76      Quant à l’argumentation présentée en second lieu par la Commission et le Conseil, fondée sur l’absence d’obligation d’agir, elle ne concerne pas la recevabilité, mais le fond du recours. Selon une jurisprudence constante, en effet, c’est afin de statuer sur le bien-fondé de conclusions en carence qu’il y a lieu de vérifier si, au moment de la mise en demeure de la Commission au sens de l’article 265 TFUE, il pesait sur l’institution une obligation d’agir (voir arrêts du Tribunal du 20 septembre 2011, Arch Chemicals et Arch Timber Protection/Commission, T‑400/04 et T‑402/04 à T‑404/04, non publié au Recueil, point 57, et du 29 septembre 2011, Ryanair/Commission, T‑442/07, non publié au Recueil, points 27 et 28, et la jurisprudence citée).

77      Enfin, l’argumentation présentée en troisième lieu par la Commission et le Conseil, fondée sur l’existence de voies de recours alternatives en droit de l’Union tout comme devant le médiateur du comité des sanctions, est dénuée de pertinence dans le cadre de l’examen de la recevabilité du présent recours.
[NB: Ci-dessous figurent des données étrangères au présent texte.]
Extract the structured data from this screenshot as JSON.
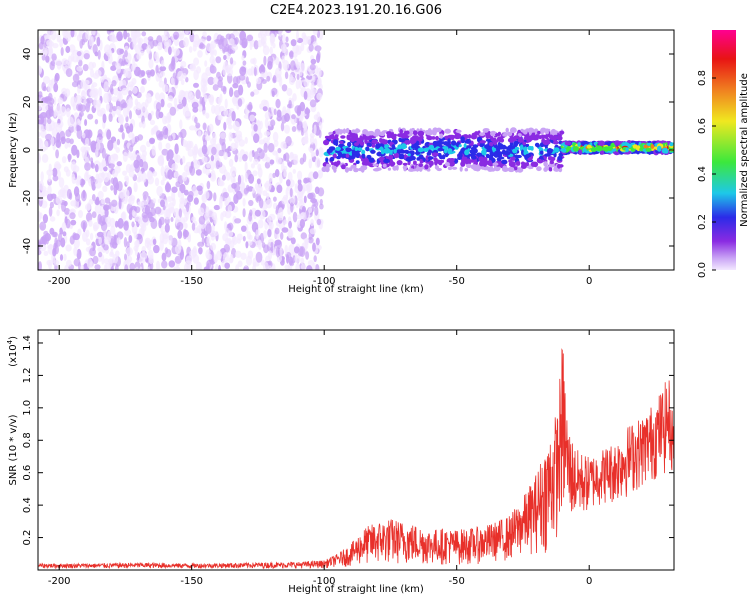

Celle-ci ne dépend pas, en effet, de l’absence d’autres voies de droit dans l’Union ou dans d’autres ordres juridiques permettant au requérant de contester la légalité du maintien du gel de ses avoirs.

78      Il découle de l’ensemble des considérations qui précèdent que l’exception d’irrecevabilité soulevée par la Commission doit être rejetée.

 Sur le fond

 Arguments des parties

79      Au soutien de son recours, le requérant invoque formellement trois moyens. Le premier est tiré de l’absence de contrôle indépendant, par la Commission, des motifs ayant entraîné l’inclusion de son nom dans la liste litigieuse. Le second est tiré d’une violation de ses droits fondamentaux. Le troisième est tiré de l’« irrationalité » du maintien de son nom sur ladite liste.

80      Par son premier moyen, le requérant fait valoir que la Commission a l’obligation d’évaluer, par elle-même, les éléments sous-jacents à toute inclusion du nom d’une personne dans la liste litigieuse, afin de s’assurer que cette inclusion est justifiée. Or, en l’espèce, la Commission n’aurait manifestement pas respecté cette obligation, même après le prononcé de l’arrêt Kadi I de la Cour.

81      La Commission répond que le premier moyen ne concerne pas la carence alléguée, mais se rapporte plutôt à l’obligation lui incombant d’examiner les motifs de l’inclusion du nom de l’intéressé dans la liste litigieuse, conformément au règlement no 881/2002, tel que modifié par le règlement no 1286/2009, adopté à la suite de l’arrêt Kadi I de la Cour. Selon elle, un tel moyen n’est susceptible de prospérer que dans le cadre d’un recours en annulation. Par ailleurs, en soutenant que la Commission a omis de réexaminer son cas, le requérant n’établirait pas l’existence d’une obligation incombant à cette institution de radier son nom de la liste litigieuse.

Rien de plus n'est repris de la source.